Skills Lab 06: Data Wrangling

Skills Lab 06: Data Wrangling
Straight Outta Composites
Dr Danielle Evans
7 March 2024
1 / 18

Overview

Reverse Coding
- What?
- Why?
- How?
Composites
- What?
- Why?
- How?

2 / 18

Overview

Reverse Coding
- What?
- Why?
- How?
Composites
- What?
- Why?
- How?

Let's get ready to wRangle!! (Yes, again...)

2 / 18

Reverse Coding - What & Why?

When we design questionnaires & scales we have the choice of phrasing items positively or negatively
A positively-phrased item could be:

"I love R with all of my heart."

Whereas a negatively-phrased item could be:

"I hate R with every part of my being."

Both Qs measure the same underlying construct, but a high score on these two items reflects opposing feelings (i.e., high like or high dislike)

Woah! Negatively-phrased items can help reduce/identify acquiescent or careless responding on surveys - the goal is always high quality data 😍

3 / 18

Reverse Coding - What & Why?

Reverse Coding (or reverse scoring) is where we change the numeric values assigned to negatively-phrased items so that a high score reflects the same type of response across all items in our questionnaire
With reverse coding, we're not changing participants' data, but just the numeric values we have assigned to the responses for a specific item

4 / 18

Reverse Coding - What & Why?

Let's say we have the two example items below in our questionnaire, where strongly disagree is scored as 1 and strongly agree is scored as 5:

"Q1. I really enjoy learning R"

"Q2. I find R soul-destroying."

Assuming our participant feels consistently positive about R, then they would get a score of 5 for Q1 & a score of 1 for Q2
So if we calculated their mean score across these two items, we'd get 3, which doesn't reflect their positive feelings towards R i.e., it looks as though they feel pretty neutral towards R, instead of reflecting their R love

5 / 18

Reverse Coding - What & Why?

But we can reverse code/score the negatively-phrased item by flipping around the scoring
Now, the first item is still scored as strongly disagree = 1 and strongly agree = 5, but our second item is now scored in the opposite direction where strongly disagree = 5 and strongly agree = 1

"Q1. I really enjoy learning R"

"Q2. I find R soul-destroying."

Now if we calculated the mean score across these items for our R LovR participant, they would score a 5, which accurately reflects their consistently positive feelings towards R

6 / 18

Any Questions?

7 / 18

Reverse Coding - How?

There are multiple ways we can reverse code our variables in R:
- If we have numeric data, we can use simple maths or we can use the dplyr::recode() function - just like in the skills lab last week..
- If we have factor data, we can use the forcats::relevel() function
- If we have character data, we can use dplyr::recode()
We can, but we don't need to reverse code items before we do a factor analysis (FA), but we must reverse code negative items before we do a reliability analysis (RA)
We also need to reverse code items before creating composites - but more on that later!

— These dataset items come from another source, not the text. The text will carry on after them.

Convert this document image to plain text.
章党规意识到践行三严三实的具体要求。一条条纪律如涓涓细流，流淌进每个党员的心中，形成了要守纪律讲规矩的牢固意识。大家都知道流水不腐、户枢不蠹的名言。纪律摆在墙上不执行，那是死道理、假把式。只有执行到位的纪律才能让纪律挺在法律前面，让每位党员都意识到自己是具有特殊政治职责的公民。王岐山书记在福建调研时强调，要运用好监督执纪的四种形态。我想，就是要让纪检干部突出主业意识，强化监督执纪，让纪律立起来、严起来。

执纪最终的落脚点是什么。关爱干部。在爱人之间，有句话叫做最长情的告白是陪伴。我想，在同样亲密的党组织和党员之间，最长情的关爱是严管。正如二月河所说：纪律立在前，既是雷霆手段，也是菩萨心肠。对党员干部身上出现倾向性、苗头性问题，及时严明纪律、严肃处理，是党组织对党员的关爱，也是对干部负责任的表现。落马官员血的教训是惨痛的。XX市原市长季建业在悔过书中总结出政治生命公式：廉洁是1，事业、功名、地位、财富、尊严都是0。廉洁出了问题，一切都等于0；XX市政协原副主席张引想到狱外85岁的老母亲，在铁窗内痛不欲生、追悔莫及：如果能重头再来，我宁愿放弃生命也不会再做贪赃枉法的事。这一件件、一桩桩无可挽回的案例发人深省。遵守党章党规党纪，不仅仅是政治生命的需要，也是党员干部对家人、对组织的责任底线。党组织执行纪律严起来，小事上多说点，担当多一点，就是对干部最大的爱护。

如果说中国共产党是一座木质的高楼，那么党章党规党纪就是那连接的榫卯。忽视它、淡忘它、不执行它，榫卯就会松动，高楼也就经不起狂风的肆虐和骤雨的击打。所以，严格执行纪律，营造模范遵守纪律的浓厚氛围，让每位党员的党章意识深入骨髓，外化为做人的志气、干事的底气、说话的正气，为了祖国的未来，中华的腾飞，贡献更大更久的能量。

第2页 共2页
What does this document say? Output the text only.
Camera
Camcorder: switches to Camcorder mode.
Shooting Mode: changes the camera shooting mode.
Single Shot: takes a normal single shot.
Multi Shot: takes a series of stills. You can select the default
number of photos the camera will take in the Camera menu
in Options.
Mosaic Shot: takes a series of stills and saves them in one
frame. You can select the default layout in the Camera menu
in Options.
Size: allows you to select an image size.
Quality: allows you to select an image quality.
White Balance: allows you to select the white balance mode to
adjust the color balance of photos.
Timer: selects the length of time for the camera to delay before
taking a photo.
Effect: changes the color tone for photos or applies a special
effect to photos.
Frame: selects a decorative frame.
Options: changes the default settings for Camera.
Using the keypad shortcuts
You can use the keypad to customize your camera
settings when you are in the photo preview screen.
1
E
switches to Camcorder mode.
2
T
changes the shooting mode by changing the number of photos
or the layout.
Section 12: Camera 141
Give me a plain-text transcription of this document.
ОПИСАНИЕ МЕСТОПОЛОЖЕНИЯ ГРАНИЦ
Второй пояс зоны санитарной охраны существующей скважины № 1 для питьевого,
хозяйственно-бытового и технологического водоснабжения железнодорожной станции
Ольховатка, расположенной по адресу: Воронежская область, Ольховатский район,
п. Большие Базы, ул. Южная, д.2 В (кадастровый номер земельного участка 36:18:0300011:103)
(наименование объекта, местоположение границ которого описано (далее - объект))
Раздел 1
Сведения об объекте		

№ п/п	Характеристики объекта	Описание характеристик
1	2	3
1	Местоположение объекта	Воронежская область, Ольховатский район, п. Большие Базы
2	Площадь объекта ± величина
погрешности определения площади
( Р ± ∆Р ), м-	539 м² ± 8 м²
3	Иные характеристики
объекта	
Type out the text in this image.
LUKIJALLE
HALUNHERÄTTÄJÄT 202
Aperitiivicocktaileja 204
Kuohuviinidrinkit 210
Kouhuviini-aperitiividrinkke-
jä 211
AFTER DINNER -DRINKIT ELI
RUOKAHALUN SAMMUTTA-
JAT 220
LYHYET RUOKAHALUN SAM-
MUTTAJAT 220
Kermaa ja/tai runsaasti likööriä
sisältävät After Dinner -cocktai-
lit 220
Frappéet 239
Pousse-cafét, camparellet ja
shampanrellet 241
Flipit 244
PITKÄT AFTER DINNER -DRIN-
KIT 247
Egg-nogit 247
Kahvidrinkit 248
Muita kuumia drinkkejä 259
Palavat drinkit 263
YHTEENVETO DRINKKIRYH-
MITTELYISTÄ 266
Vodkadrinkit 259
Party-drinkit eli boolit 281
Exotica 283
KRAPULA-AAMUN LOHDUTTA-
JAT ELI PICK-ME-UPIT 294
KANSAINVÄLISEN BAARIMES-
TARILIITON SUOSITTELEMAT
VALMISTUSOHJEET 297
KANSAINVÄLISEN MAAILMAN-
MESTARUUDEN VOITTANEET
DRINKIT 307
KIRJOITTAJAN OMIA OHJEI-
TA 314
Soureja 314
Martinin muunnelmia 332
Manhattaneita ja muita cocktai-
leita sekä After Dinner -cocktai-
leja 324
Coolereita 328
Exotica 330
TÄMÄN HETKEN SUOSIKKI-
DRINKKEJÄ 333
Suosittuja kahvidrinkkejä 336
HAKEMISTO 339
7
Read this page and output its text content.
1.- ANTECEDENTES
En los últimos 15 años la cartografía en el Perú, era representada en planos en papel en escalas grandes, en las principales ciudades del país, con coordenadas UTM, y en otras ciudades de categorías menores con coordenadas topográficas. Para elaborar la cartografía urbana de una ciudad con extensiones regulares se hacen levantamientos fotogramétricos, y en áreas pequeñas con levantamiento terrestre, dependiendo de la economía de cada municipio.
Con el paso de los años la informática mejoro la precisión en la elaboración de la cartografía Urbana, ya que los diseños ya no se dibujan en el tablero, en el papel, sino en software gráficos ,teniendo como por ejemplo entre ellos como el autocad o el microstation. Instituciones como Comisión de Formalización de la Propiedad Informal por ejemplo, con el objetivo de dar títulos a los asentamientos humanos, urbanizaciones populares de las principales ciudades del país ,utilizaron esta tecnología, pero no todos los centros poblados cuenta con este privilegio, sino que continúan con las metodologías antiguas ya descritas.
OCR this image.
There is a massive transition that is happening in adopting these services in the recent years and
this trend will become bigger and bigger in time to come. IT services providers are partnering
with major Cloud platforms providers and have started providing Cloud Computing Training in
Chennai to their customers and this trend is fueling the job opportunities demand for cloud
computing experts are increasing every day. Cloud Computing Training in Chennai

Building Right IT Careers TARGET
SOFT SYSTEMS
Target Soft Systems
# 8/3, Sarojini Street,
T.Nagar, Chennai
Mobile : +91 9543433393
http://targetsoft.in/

Top Tip! It's a good idea to reverse code items after running a FA, because items you might assume are negatively-phrased, don't always turn out to be!

8 / 18

Reverse Coding - How?

Step 1: Look at the factor loadings:

Variable	MR1	MR2	MR3
RQ6	0.91	0.12	0.15
RQ8	0.79	-0.08	-0.33
RQ7	0.71	0.16	-0.06
RQ5	-0.54	0.37	-0.08
RQ3	0.01	0.95	-0.05
RQ2	0.04	0.95	-0.02
RQ9_NEG	0.08	-0.14	0.95
RQ1_NEG	-0.19	0.01	0.81
RQ4_NEG	-0.35	-0.20	0.42

Variable	Question
RQ6	I enjoy working with computers.
RQ8	I feel confident using computers.
RQ7	I find computers easy to use.
RQ5	I find technology challenging.
RQ3	I love learning about statistics.
RQ2	I like maths.
RQ9_NEG	I hate RStudio
RQ1_NEG	I dislike my R practicals.
RQ4_NEG	I don't enjoy using R.

Top Tip! We're looking for inconsistent signs +/- on the primary factor loading!

9 / 18

Reverse Coding - How?

Step 2: Decide which, if any, variables are negatively related

Variable	MR1	MR2	MR3
RQ6	0.91	0.12	0.15
RQ8	0.79	-0.08	-0.33
RQ7	0.71	0.16	-0.06
RQ5	-0.54	0.37	-0.08
RQ3	0.01	0.95	-0.05
RQ2	0.04	0.95	-0.02
RQ9_NEG	0.08	-0.14	0.95
RQ1_NEG	-0.19	0.01	0.81
RQ4_NEG	-0.35	-0.20	0.42

Variable	Question
RQ6	I enjoy working with computers.
RQ8	I feel confident using computers.
RQ7	I find computers easy to use.
RQ5	I find technology challenging.
RQ3	I love learning about statistics.
RQ2	I like maths.
RQ9_NEG	I hate RStudio
RQ1_NEG	I dislike my R practicals.
RQ4_NEG	I don't enjoy using R.

Top Tip! We're looking for inconsistent signs +/- on the primary factor loading!

10 / 18

Reverse Coding - How?

Step 2: Decide which, if any, variables are negatively related

Variable	MR1	MR2	MR3
RQ6	0.91	0.12	0.15
RQ8	0.79	-0.08	-0.33
RQ7	0.71	0.16	-0.06
RQ5	-0.54	0.37	-0.08
RQ3	0.01	0.95	-0.05
RQ2	0.04	0.95	-0.02
RQ9_NEG	0.08	-0.14	0.95
RQ1_NEG	-0.19	0.01	0.81
RQ4_NEG	-0.35	-0.20	0.42

Variable	Question
RQ6	I enjoy working with computers.
RQ8	I feel confident using computers.
RQ7	I find computers easy to use.
RQ5	I find technology challenging.
RQ3	I love learning about statistics.
RQ2	I like maths.
RQ9_NEG	I hate RStudio
RQ1_NEG	I dislike my R practicals.
RQ4_NEG	I don't enjoy using R.

Top Tip! We're looking for inconsistent signs +/- on the primary factor loading!

11 / 18

Reverse Coding - How?

Step 3: Recode our items

# method 1 - using simple maths on a 5-point scale 
data <- data |>
  dplyr::mutate(column_name = 6-column_name)

# method 2 - using recode
data <- data |> 
  dplyr::mutate(column_name = dplyr::recode(
    column_name, `1` = 5, `2` = 4, `3` = 3, `4` = 2, `5` = 1))

Step 4: Check recoding

Use the table() function to compare frequencies before and after recoding to check it has worked

Demo! Reverse coding numeric items & double checking with table()!

12 / 18

Creating Composites - What & Why?

Composite Scores are usually created by calculating the mean of a set of items from a scale or questionnaire
We can calculate composite scores from all items on a scale
- We could have a measure of "Love for R" made up of all 50 survey items
Or we can create composites from different subsets of items that make up different factors/subscales
- Maybe our measure of "Love for R" can be broken down into 3 factors/subscales of "Love for Stats", "Love for Computers", and "Coolness"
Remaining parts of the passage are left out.